VCN – The upgrade of the market is always the target of Vietnam’s stock market to clear the capital flow and move closer to international standards. In the future, Vietnam will continue to overcome the “obstacles” with specific solutions and actions to step into the list of emerging markets soon.
|It is expected that Vietnam stock market will soon be upgraded to emerging markets. Source: Internet|
Although it has operated for 20 years, until now, Vietnam stock market is still a frontier market. In the end of September 2018, Vietnam stock market was put into the list for considering to upgrade by FTSE Russell – a global provider of stock market indexes located in London. This set many expectations because the operation of Vietnam’s stock market is influenced by foreign investors with more than 20% of total assets in the market and about 14% of transaction value of this sector. Therefore, the transactions of foreign investors would cause a huge impact on transactions as well as the psychology of domestic investors. In that context, the process of upgrading would help improve many conditions on the investment environment, helping Vietnam’s stock market to develop and step more closer to international standards, bringing benefits for all investors as well as listed enterprises in the long run.
However, recently, in the Global Market Accessibility Review on June 2020 announced by MSCI, no country was put in the list of monitoring for upgrading from frontier market (FM) to emerging market (EM). Regarding Vietnam, there was no improvement in the global market accessibility review of MSCI compared to 2019.
According to MSCI, companies in some sectors and industries were still limited in terms of foreign ownership and the rate of foreign capital ownership was still a difficulty in many sectors and shares. For the equality rights of foreign investors, many companies have not met the requirement of bilingual information. Besides that, the rights of foreign investors were limited due to the regulation limiting foreign ownership for the total proportion of foreign ownership and ownership of each investor.
For the level of freedom in the foreign exchange market, there were still limitations when there was no currency trading market in a foreign country. There was only a small adjustment of the clearing when MSCI deleted the sentence "there is no official clearing house and Vietnam Securities Depository Center (VSD) plays the role of clearing".
According to Nguyen The Minh, Analytical Director of Yuanta Vietnam Securities, in 2018-2019, Vietnam encountered many difficulties in the market while the process of equitisation of State-owned enterprises was too slow. Therefore, MSCI has not considered upgrading Vietnam’s stock market in the period of 2020. Besides that, the situation of the Covid-19 pandemic posed great risks for the global stock market in general and Vietnam's stock market in particular, so the consideration for upgrading Vietnam's stock market might be delayed this year.
According to many experts, despite meeting quantitative criteria, Vietnam's stock market has not met qualitative criteria such as a lack of market openness to foreign investors and limits in the equality rights of foreign investors (expressed mainly through the limit of foreign ownership).
It could not be denied that management authorities have made great efforts in changing management functions, increasing transparency and fairness for the stock market as well as creating the most favourable conditions for investors. The evidence is that the State Securities Commission is rushing to complete the legal framework and the main task is to complete the guidance documents of the Securities Law 2019 in the direction of solving current problems with the Enterprise Law and Investment Law; improving the competence of management agencies in the management, supervision and handling of violations in the market; improving quality of corporate management; information disclosure; creating a mechanism to handle inefficient securities companies and promoting the development of securities organisations.

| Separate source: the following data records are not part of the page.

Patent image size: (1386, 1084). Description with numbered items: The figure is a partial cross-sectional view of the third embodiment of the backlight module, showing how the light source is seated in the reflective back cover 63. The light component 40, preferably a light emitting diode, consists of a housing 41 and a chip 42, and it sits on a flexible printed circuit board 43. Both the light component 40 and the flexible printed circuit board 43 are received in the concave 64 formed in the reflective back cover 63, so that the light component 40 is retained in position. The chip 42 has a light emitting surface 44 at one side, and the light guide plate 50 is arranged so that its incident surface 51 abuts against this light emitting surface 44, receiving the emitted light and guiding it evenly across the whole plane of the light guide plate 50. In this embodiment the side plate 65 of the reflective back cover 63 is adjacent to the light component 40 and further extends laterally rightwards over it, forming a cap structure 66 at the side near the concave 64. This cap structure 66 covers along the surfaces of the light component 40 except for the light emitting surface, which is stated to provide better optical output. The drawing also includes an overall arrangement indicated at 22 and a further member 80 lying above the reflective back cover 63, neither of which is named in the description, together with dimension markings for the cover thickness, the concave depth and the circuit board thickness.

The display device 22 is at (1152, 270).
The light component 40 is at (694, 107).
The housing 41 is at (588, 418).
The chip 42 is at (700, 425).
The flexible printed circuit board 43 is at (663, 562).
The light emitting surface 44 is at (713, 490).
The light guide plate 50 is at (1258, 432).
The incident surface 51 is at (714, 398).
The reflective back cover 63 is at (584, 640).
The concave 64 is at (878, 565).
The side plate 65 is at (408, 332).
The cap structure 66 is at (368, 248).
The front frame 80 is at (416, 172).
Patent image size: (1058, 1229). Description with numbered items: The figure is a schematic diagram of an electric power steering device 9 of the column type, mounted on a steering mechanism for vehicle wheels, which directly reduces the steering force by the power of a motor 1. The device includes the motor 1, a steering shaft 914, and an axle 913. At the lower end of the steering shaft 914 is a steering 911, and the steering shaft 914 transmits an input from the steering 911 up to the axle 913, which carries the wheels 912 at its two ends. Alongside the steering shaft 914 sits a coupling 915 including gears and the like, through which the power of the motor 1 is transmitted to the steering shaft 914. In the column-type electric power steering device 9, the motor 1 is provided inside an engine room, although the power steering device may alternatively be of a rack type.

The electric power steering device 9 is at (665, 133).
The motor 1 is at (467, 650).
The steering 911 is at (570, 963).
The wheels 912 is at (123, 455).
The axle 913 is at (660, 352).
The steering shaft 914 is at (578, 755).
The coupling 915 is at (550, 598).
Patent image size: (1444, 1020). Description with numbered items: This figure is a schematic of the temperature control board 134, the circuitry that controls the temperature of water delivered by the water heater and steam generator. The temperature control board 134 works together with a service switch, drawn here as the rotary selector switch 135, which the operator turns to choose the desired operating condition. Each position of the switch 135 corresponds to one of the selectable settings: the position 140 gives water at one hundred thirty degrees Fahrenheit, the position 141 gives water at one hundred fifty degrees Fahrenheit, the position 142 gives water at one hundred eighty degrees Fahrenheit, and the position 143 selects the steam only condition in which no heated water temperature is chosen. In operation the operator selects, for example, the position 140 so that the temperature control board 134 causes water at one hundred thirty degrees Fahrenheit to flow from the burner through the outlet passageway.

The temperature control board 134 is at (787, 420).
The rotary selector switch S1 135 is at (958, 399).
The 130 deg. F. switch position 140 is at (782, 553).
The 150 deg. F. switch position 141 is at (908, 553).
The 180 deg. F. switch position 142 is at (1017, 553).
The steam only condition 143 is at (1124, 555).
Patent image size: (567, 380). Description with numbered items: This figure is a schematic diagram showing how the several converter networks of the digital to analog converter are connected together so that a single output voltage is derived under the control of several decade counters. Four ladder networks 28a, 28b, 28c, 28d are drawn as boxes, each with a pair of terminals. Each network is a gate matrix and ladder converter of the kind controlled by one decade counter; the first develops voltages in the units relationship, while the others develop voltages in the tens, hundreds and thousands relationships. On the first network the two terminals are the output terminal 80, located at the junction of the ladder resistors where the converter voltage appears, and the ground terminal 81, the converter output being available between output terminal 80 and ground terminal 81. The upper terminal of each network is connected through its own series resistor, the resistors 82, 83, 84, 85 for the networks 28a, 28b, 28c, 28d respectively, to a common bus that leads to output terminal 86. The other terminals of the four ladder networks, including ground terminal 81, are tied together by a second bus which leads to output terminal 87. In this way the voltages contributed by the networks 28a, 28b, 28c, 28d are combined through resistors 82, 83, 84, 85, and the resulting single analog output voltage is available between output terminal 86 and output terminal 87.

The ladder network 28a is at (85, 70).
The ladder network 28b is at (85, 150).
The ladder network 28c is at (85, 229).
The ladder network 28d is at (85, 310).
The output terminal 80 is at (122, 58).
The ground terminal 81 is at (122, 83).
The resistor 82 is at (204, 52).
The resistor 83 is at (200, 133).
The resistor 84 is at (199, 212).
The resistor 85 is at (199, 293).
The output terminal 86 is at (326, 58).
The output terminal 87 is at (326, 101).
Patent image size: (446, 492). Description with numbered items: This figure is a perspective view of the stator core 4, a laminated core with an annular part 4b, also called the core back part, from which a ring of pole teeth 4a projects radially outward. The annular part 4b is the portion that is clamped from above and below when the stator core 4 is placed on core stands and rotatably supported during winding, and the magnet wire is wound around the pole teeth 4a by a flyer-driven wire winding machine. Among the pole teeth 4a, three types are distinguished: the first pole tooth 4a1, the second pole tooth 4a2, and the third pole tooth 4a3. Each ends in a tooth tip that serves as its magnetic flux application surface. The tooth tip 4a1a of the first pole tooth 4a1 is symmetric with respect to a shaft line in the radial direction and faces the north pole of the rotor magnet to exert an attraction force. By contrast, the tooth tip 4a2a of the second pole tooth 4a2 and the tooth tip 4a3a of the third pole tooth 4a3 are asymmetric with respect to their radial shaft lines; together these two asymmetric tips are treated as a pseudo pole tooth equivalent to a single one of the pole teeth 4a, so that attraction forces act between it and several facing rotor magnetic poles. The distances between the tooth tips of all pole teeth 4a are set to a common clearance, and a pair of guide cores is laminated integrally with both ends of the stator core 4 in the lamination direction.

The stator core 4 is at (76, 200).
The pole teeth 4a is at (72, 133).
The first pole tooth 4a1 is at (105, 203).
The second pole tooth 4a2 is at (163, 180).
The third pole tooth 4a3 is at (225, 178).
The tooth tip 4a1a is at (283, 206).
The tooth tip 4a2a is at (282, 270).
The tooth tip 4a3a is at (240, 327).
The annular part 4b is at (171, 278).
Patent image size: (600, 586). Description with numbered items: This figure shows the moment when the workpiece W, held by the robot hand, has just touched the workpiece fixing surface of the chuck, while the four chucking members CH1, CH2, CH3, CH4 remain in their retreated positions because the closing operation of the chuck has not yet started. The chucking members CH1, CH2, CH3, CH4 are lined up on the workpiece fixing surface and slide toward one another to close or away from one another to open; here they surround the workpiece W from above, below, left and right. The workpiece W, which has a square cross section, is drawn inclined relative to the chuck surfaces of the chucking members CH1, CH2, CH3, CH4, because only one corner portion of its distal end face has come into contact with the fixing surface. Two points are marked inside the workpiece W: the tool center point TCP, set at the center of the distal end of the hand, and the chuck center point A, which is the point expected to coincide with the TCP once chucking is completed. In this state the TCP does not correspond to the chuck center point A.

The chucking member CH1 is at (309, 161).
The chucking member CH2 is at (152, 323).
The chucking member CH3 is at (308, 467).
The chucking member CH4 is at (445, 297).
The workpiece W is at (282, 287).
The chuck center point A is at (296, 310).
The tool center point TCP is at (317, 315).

This agency also added a mechanism to protect investors, diversifying and improving the quality of goods in the market (raising conditions for offering securities to the public, managing and preventing the circumvention of the law through private offering); supplement the principle of applying financial statements in accordance with international standards and the issue of information disclosure in English.
According to VNDirect Securities Company, in the process of upgrading to an emerging stock market, the issue of room for foreign investors plays an important role. The market expected that the 2019 Securities Law that would take effect from the beginning of 2021 and would open the upgrade door for Vietnam's stock market, when most public enterprises were not in the list if conditional business (or according to international law, there is a regulation on foreign ownership rate) would loosen room “automatically” to 100%.
In addition, the amended Enterprise Law has added a tool of non-voting depositary receipt (NVDR), foreign investors could access stocks out of room, contributing to solving the room problem in the upgrade of Vietnam’s stock market. Specifically, under the new law, the definition of securities including the supplement of depository receipt (DR) and provisions on non-voting depositary receipt (NVDR) would be specified. This was good news for businesses that have not been able to loosen foreign room as their business operation were in conditional business lines. Foreign investors would not be limited in ownership of NVDRs in those enterprises. This would attract more foreign capital into Vietnam’s stock market.
The changes in these laws would contribute to removing current barriers to the process of upgrading Vietnam's stock market, especially the limitation of foreign ownership and equality rights of foreign investors.